По внутренней стороне бедра скользит кончик колоска, вызывая множество острых, колючих мурашек. Голая плоть пульсирует и сжимается от прохлады. Если наклонит голову и увидит, я умру. На месте.

— Не смотри, — хрипло ему в губы.

— Не смотрю. — так же хрипло в губы мне. Как сильно потемнели его глаза, какими глубокими и жуткими стали. Колосок все наглее, все ближе, пока не коснулся там, и меня не подбросило, не выгнуло дугой. Удержал за волосы. Грубовато, властно, а губы моих касаются нежно, осторожно. Обводя языком верхнюю и нижнюю.

— Вереск… ласкает Вереск… вот так.

Обжигающее касание и ловит мой всхлип жадными губами. Я не знаю, почему так больно, почему хочется расплакаться, и сильнее сжимаю его плечи, всматриваясь в черные бездны. Касания такие дразнящие, такие тягучие. Они задевают где-то так чувствительно, что меня начинает знобить от наслаждения, стыда и…желания получить больше. Сама не понимаю, как с губ срываются стоны, а он их ловит, и вот уже колосок нагло двигается вверх и вниз, раздвигая меня, проникая между складками плоти, трепеща на самом чувствительном месте. То нежно, то сильно. И мои глаза закатываются, а колосок двигается все быстрее и быстрее, и Сальва пожирает меня бешеным черным взглядом. Впился в мой рот своими горячими губами, и я в ответ впилась так же дико, кусая его за язык… уже в примитивном, первобытном желании получить, достичь того самого… нарастающего внутри, там, где цветок щекочет, трогает, царапает, но недостаточно, чтоб стало легче.
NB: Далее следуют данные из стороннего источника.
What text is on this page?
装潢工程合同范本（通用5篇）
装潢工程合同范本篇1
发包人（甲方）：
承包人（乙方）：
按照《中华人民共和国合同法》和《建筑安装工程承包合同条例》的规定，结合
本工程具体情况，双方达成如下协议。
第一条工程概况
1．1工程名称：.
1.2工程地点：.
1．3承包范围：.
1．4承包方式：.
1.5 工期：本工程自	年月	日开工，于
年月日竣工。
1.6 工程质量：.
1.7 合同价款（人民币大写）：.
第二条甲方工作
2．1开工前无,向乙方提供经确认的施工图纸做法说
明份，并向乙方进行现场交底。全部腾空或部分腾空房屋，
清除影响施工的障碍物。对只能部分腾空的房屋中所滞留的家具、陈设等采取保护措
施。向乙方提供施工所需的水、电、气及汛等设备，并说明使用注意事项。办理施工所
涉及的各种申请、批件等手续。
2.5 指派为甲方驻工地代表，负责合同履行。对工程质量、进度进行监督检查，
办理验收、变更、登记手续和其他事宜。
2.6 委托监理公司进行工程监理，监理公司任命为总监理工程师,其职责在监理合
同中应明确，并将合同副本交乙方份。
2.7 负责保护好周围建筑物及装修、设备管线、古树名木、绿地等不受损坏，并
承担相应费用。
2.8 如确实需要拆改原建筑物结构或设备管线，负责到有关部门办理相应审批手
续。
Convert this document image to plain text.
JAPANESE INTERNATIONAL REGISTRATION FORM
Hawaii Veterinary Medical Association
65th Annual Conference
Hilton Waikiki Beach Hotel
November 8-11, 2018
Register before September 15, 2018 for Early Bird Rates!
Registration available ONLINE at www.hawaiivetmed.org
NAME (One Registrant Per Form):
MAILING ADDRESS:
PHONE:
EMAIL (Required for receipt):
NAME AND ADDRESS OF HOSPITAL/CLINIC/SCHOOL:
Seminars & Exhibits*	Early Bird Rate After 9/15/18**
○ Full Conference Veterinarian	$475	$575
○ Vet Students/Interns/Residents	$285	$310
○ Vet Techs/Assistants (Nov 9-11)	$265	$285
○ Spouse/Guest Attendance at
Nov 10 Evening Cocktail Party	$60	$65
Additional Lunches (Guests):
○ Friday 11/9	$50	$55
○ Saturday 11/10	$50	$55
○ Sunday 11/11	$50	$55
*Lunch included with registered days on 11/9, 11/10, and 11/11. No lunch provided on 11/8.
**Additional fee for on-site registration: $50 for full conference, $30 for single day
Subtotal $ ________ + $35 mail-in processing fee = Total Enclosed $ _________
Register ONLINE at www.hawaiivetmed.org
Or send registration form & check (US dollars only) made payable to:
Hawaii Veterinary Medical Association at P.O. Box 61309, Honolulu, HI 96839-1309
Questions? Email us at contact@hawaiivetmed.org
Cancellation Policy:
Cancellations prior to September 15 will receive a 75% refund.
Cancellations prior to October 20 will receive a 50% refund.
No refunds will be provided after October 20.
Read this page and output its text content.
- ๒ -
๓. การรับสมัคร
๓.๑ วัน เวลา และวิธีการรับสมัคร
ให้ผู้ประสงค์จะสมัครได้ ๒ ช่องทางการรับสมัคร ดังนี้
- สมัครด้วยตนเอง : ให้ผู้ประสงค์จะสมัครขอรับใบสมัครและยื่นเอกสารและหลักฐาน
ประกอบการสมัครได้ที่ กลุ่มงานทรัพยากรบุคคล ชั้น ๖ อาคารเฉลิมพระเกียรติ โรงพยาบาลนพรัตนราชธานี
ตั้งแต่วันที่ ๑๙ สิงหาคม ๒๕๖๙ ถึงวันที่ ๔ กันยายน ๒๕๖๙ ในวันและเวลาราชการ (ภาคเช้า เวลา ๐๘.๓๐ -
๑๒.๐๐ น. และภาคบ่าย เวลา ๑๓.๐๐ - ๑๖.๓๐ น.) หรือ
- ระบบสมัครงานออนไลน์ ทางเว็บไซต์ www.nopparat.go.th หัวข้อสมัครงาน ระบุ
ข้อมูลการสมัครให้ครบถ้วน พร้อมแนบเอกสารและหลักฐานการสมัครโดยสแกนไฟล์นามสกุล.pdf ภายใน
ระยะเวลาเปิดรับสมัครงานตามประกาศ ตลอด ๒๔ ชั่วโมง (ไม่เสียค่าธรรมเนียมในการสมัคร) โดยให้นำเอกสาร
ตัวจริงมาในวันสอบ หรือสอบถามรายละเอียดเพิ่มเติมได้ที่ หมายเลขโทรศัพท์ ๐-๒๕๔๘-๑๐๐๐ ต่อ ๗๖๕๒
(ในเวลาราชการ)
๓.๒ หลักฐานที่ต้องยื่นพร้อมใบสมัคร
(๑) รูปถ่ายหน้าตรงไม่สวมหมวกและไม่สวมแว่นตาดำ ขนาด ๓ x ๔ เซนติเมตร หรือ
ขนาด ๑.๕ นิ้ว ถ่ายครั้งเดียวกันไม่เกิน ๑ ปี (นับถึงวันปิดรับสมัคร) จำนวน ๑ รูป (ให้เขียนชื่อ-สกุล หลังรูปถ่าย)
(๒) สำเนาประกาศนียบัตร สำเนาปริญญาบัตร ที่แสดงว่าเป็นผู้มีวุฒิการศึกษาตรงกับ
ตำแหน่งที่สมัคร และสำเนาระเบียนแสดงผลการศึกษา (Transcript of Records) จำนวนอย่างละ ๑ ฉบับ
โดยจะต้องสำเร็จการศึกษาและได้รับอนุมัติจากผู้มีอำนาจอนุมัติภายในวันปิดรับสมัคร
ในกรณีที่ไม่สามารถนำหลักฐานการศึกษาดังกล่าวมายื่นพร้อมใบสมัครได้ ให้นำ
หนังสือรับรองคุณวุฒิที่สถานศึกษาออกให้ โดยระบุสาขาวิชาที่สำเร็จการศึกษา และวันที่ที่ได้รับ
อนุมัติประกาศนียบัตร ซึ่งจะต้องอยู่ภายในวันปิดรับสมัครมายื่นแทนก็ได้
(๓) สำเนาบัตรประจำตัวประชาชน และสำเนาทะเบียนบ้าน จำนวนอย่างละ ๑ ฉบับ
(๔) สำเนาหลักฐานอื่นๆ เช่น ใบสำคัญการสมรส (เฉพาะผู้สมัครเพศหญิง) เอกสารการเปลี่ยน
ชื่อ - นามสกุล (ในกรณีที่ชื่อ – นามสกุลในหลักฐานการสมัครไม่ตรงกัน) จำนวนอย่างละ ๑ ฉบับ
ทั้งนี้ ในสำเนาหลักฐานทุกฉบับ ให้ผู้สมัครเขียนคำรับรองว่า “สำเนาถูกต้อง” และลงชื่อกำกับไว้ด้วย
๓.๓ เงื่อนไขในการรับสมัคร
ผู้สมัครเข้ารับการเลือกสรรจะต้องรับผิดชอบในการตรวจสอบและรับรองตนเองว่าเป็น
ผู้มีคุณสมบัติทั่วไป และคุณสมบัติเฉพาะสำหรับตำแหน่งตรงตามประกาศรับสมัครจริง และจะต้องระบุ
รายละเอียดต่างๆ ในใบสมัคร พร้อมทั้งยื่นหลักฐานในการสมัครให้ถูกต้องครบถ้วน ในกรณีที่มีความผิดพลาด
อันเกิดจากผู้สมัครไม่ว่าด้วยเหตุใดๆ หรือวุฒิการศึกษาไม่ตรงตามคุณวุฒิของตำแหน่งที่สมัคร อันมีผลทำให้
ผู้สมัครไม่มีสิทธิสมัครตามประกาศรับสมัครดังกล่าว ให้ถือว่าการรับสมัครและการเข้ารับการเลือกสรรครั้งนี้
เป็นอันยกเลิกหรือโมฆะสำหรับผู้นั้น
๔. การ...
А он все сильнее стискивает зубы, выдыхая шумно через нос. Мне кажется, что я умираю. Мне больно… сладко и очень больно. Потому что оно все не наступает… облегчение. Я вся мокрая, пьяная, растерянная, дрожащая.

— Сальва…, — как стон о помощи, как мольба чего-то, о чем сама не знаю.

— Я обещал…

— Сальваааа, — чуть не плача.

— Тронуть тебя… скажи, чтоб тронул. Попроси… меня.

— Тронь…тронь меня, пожалуйста.

— Нет, — с усмешкой уголком рта, — нееет… не трону.

Вцепилась пальцами в его волосы в ярости и в ту же секунду ощутила последнее касание цветка, хлёсткое, сильное, стеблем вверх, и, изогнувшись, широко открыла рот, хватая губами воздух, который вдруг исчез, растворился в острой вспышке, в каком-то адском сиянии наслаждения, сотрясшего все мое тело. Сама не понимаю, как шепчу его имя, запутанно, сбивчиво, вздрагивая от самого первого оргазма в своей жизни.